La nuova analisi suggerisce che riducendo il rapporto tra calcio e silicati non solo si ridurrebbero tali emissioni, ma si otterrebbe una produzione migliore ed un cemento più forte.
In cementi convenzionali, il rapporto calcio-silice accettato come standard è 1,7. Nello studio del MIT è stato costruito un database di tutte le formulazioni chimiche al variare del rapporto calcio-silice, trovando che la miscela ottimale non era quella tipicamente usata oggi, ma piuttosto un rapporto di circa 1,5. Con tale formulazione, il materiale può raggiungere due volte la resistenza del cemento normale. I risultati sono stati convalidati nei confronti di un ampio corpus di dati sperimentali. Dal momento che le emissioni legate alla produzione di calcestruzzo si calcola rappresentino dal 5 al 10 per cento delle emissioni di gas serra industriali, qualsiasi riduzione del contenuto di calcio nel conglomerato cementizio avrà un impatto sulle emissioni di CO2, che si stima fino a 60%.
Oltre al miglioramento complessivo della resistenza meccanica (poiché si otterrebbe un materiale più vetroso e meno cristallino), non ci sarebbero tensioni residue nel materiale, per cui sarebbe più resistente alla rottura. Grazie alla sua migliore resistenza alle sollecitazioni meccaniche, la formulazione riveduta potrebbe essere di particolare interesse per le industrie del petrolio dove è fondamentale prevenire perdite e scoppi.

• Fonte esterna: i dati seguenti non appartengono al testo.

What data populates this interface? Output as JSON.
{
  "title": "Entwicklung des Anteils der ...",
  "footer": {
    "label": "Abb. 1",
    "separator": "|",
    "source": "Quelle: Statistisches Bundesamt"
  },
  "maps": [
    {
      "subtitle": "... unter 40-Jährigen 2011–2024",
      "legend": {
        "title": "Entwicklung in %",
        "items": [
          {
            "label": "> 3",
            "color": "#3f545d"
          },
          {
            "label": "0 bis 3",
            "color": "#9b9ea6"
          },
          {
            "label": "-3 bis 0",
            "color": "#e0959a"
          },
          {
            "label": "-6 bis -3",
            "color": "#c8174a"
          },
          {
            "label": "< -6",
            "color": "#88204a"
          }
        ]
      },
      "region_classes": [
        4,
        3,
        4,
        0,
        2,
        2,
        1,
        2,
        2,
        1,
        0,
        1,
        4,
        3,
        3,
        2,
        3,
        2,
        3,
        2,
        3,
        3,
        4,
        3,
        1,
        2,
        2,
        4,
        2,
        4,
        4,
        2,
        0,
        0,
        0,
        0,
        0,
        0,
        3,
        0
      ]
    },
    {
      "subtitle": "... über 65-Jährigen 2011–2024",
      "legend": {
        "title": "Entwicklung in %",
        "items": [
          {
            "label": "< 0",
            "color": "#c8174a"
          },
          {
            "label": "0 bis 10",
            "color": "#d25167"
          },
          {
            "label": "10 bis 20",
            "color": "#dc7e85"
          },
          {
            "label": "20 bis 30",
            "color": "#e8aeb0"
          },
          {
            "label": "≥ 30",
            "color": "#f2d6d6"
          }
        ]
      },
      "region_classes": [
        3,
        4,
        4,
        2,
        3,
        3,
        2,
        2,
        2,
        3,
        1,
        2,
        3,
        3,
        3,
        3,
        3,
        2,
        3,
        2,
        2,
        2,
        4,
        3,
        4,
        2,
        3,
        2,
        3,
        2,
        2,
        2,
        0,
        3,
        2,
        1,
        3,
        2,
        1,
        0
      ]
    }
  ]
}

Il lavoro è il culmine di cinque anni di ricerche del MIT in collaborazione con CNRS. Le due istituzioni dispongono di un laboratorio congiunto presso il MIT chiamato Multi-Scale Materials Science for Energy and Environment.
Finora, il lavoro è rimasto a livello di analisi, l’obbiettivo è ora quello di trovare le applicazioni a scala industriale, per l’ingegneria delle infrastrutture, alloggi, e altri usi.